Think about an everyday conversation. You get more cues from the speaker’s facial expression and gestures than from the words themselves. Interpreting relies on this too. It’s much easier to understand the speaker’s actual feelings or thoughts from seeing them in person. Words can only tell you so much, especially in such a contextually-dependent language like Japanese.

That’s why I try to avoid phone interpreting as much as possible. It’s stressful and complicated by even technical issues, difficulty hearing due the other side using a speaker phone with multiple people, and plagued by multiple people trying to speak at once.

Nothing is easy to figure out. Once, the other end of the phone was a woman being assessed by a midwife when the husband collapsed. On the other side of the phone, I had no idea what was happening – total mayhem! Naturally you would assume the patient’s condition has worsened, not the bystander!

However, many services are reaching for the phone rather than booking an interpreter to minimize the number of people in one space at a time. This is completely understandable from a safety perspective, but as an interpreter, it makes it difficult for me to readily pick up the phone when a phone booking comes through.

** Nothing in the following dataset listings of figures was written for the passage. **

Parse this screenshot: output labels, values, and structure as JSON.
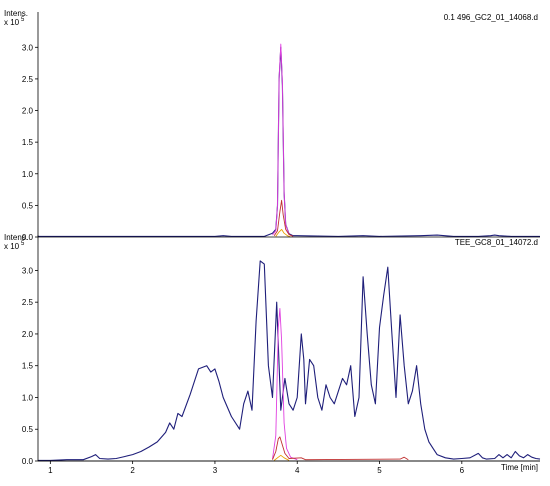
{
  "chart_data": {
    "type": "line",
    "x_unit_label": "Time [min]",
    "x_range": [
      0.85,
      6.95
    ],
    "x_ticks": [
      1,
      2,
      3,
      4,
      5,
      6
    ],
    "panels": [
      {
        "file_label": "0.1 496_GC2_01_14068.d",
        "y_label": "Intens.",
        "y_multiplier": "x 10",
        "y_exponent": "5",
        "y_ticks": [
          0.0,
          0.5,
          1.0,
          1.5,
          2.0,
          2.5,
          3.0
        ],
        "y_range": [
          0.0,
          3.4
        ],
        "series": [
          {
            "color": "#1f1f7a",
            "points": [
              [
                0.85,
                0.01
              ],
              [
                1.5,
                0.01
              ],
              [
                2.0,
                0.01
              ],
              [
                3.0,
                0.01
              ],
              [
                3.1,
                0.02
              ],
              [
                3.2,
                0.01
              ],
              [
                3.6,
                0.01
              ],
              [
                3.7,
                0.06
              ],
              [
                3.74,
                0.12
              ],
              [
                3.76,
                0.5
              ],
              [
                3.78,
                2.5
              ],
              [
                3.8,
                3.0
              ],
              [
                3.82,
                2.4
              ],
              [
                3.84,
                0.7
              ],
              [
                3.86,
                0.2
              ],
              [
                3.9,
                0.05
              ],
              [
                3.95,
                0.02
              ],
              [
                4.0,
                0.02
              ],
              [
                4.5,
                0.01
              ],
              [
                4.8,
                0.02
              ],
              [
                5.0,
                0.01
              ],
              [
                5.5,
                0.02
              ],
              [
                5.7,
                0.03
              ],
              [
                5.9,
                0.01
              ],
              [
                6.2,
                0.01
              ],
              [
                6.35,
                0.02
              ],
              [
                6.4,
                0.03
              ],
              [
                6.45,
                0.02
              ],
              [
                6.6,
                0.01
              ],
              [
                6.95,
                0.01
              ]
            ]
          },
          {
            "color": "#e040e0",
            "points": [
              [
                3.7,
                0.03
              ],
              [
                3.74,
                0.1
              ],
              [
                3.76,
                0.5
              ],
              [
                3.78,
                2.5
              ],
              [
                3.8,
                3.05
              ],
              [
                3.82,
                2.45
              ],
              [
                3.84,
                0.7
              ],
              [
                3.86,
                0.2
              ],
              [
                3.9,
                0.04
              ],
              [
                3.95,
                0.01
              ]
            ]
          },
          {
            "color": "#c03030",
            "points": [
              [
                3.72,
                0.02
              ],
              [
                3.76,
                0.1
              ],
              [
                3.79,
                0.4
              ],
              [
                3.81,
                0.58
              ],
              [
                3.83,
                0.35
              ],
              [
                3.86,
                0.12
              ],
              [
                3.9,
                0.04
              ],
              [
                3.95,
                0.01
              ]
            ]
          },
          {
            "color": "#e8a000",
            "points": [
              [
                3.74,
                0.01
              ],
              [
                3.78,
                0.08
              ],
              [
                3.81,
                0.12
              ],
              [
                3.84,
                0.06
              ],
              [
                3.88,
                0.02
              ],
              [
                3.92,
                0.0
              ]
            ]
          }
        ]
      },
      {
        "file_label": "TEE_GC8_01_14072.d",
        "y_label": "Intens.",
        "y_multiplier": "x 10",
        "y_exponent": "5",
        "y_ticks": [
          0.0,
          0.5,
          1.0,
          1.5,
          2.0,
          2.5,
          3.0
        ],
        "y_range": [
          0.0,
          3.4
        ],
        "series": [
          {
            "color": "#1f1f7a",
            "points": [
              [
                0.85,
                0.01
              ],
              [
                1.0,
                0.01
              ],
              [
                1.2,
                0.02
              ],
              [
                1.4,
                0.02
              ],
              [
                1.5,
                0.07
              ],
              [
                1.55,
                0.1
              ],
              [
                1.6,
                0.04
              ],
              [
                1.7,
                0.03
              ],
              [
                1.8,
                0.04
              ],
              [
                1.9,
                0.07
              ],
              [
                2.0,
                0.1
              ],
              [
                2.1,
                0.15
              ],
              [
                2.2,
                0.22
              ],
              [
                2.3,
                0.3
              ],
              [
                2.4,
                0.45
              ],
              [
                2.45,
                0.6
              ],
              [
                2.5,
                0.5
              ],
              [
                2.55,
                0.75
              ],
              [
                2.6,
                0.7
              ],
              [
                2.7,
                1.05
              ],
              [
                2.8,
                1.45
              ],
              [
                2.9,
                1.5
              ],
              [
                2.95,
                1.4
              ],
              [
                3.0,
                1.45
              ],
              [
                3.05,
                1.25
              ],
              [
                3.1,
                1.0
              ],
              [
                3.2,
                0.7
              ],
              [
                3.3,
                0.5
              ],
              [
                3.35,
                0.9
              ],
              [
                3.4,
                1.1
              ],
              [
                3.45,
                0.8
              ],
              [
                3.5,
                2.2
              ],
              [
                3.55,
                3.15
              ],
              [
                3.6,
                3.1
              ],
              [
                3.65,
                1.5
              ],
              [
                3.7,
                1.0
              ],
              [
                3.75,
                2.5
              ],
              [
                3.8,
                0.8
              ],
              [
                3.85,
                1.3
              ],
              [
                3.9,
                0.9
              ],
              [
                3.95,
                0.8
              ],
              [
                4.0,
                1.0
              ],
              [
                4.05,
                2.0
              ],
              [
                4.08,
                1.6
              ],
              [
                4.1,
                0.9
              ],
              [
                4.15,
                1.6
              ],
              [
                4.2,
                1.5
              ],
              [
                4.25,
                1.0
              ],
              [
                4.3,
                0.8
              ],
              [
                4.35,
                1.2
              ],
              [
                4.4,
                1.0
              ],
              [
                4.45,
                0.9
              ],
              [
                4.5,
                1.1
              ],
              [
                4.55,
                1.3
              ],
              [
                4.6,
                1.2
              ],
              [
                4.65,
                1.5
              ],
              [
                4.7,
                0.7
              ],
              [
                4.75,
                1.0
              ],
              [
                4.8,
                2.9
              ],
              [
                4.85,
                2.0
              ],
              [
                4.9,
                1.2
              ],
              [
                4.95,
                0.9
              ],
              [
                5.0,
                2.1
              ],
              [
                5.05,
                2.6
              ],
              [
                5.1,
                3.05
              ],
              [
                5.15,
                2.0
              ],
              [
                5.2,
                1.0
              ],
              [
                5.25,
                2.3
              ],
              [
                5.3,
                1.5
              ],
              [
                5.35,
                0.9
              ],
              [
                5.4,
                1.1
              ],
              [
                5.45,
                1.5
              ],
              [
                5.5,
                0.9
              ],
              [
                5.55,
                0.5
              ],
              [
                5.6,
                0.3
              ],
              [
                5.65,
                0.2
              ],
              [
                5.7,
                0.1
              ],
              [
                5.8,
                0.05
              ],
              [
                5.9,
                0.03
              ],
              [
                6.0,
                0.04
              ],
              [
                6.1,
                0.05
              ],
              [
                6.2,
                0.12
              ],
              [
                6.25,
                0.05
              ],
              [
                6.3,
                0.03
              ],
              [
                6.4,
                0.04
              ],
              [
                6.45,
                0.1
              ],
              [
                6.5,
                0.05
              ],
              [
                6.55,
                0.1
              ],
              [
                6.6,
                0.05
              ],
              [
                6.65,
                0.15
              ],
              [
                6.7,
                0.08
              ],
              [
                6.75,
                0.05
              ],
              [
                6.8,
                0.1
              ],
              [
                6.85,
                0.06
              ],
              [
                6.9,
                0.04
              ],
              [
                6.95,
                0.03
              ]
            ]
          },
          {
            "color": "#e040e0",
            "points": [
              [
                3.7,
                0.03
              ],
              [
                3.74,
                0.4
              ],
              [
                3.77,
                2.1
              ],
              [
                3.79,
                2.4
              ],
              [
                3.81,
                1.9
              ],
              [
                3.84,
                0.6
              ],
              [
                3.87,
                0.2
              ],
              [
                3.92,
                0.06
              ],
              [
                4.0,
                0.02
              ]
            ]
          },
          {
            "color": "#c03030",
            "points": [
              [
                3.7,
                0.02
              ],
              [
                3.74,
                0.15
              ],
              [
                3.77,
                0.35
              ],
              [
                3.79,
                0.38
              ],
              [
                3.82,
                0.25
              ],
              [
                3.85,
                0.12
              ],
              [
                3.9,
                0.04
              ],
              [
                4.05,
                0.05
              ],
              [
                4.1,
                0.02
              ],
              [
                5.25,
                0.03
              ],
              [
                5.3,
                0.06
              ],
              [
                5.35,
                0.02
              ]
            ]
          },
          {
            "color": "#e8a000",
            "points": [
              [
                3.72,
                0.01
              ],
              [
                3.77,
                0.06
              ],
              [
                3.8,
                0.09
              ],
              [
                3.84,
                0.05
              ],
              [
                3.9,
                0.01
              ]
            ]
          }
        ]
      }
    ]
  }
}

It’s hard to do your job when you’re in the dark.


Lastly, a personal anecdote.

The other day, I was at hospital talking to a Japanese patient that I interpret for occasionally. She was so happy to see me again, and said that she could always rely on me to interpret accurately for her. When I shrugged off her praise, she told me how she used a phone interpreter the other day, and it was a terrible experience. The interpreting was inaccurate and low quality. She hung up the phone with a bad taste in her mouth.

Of course, it’s easy to blame the interpreter over the phone, but as an interpreter myself, I could empathise with them. A lack of contextual information, voices hanging in the air, a black void… I’m going to wager it was the situation that was terrible, not the interpreter.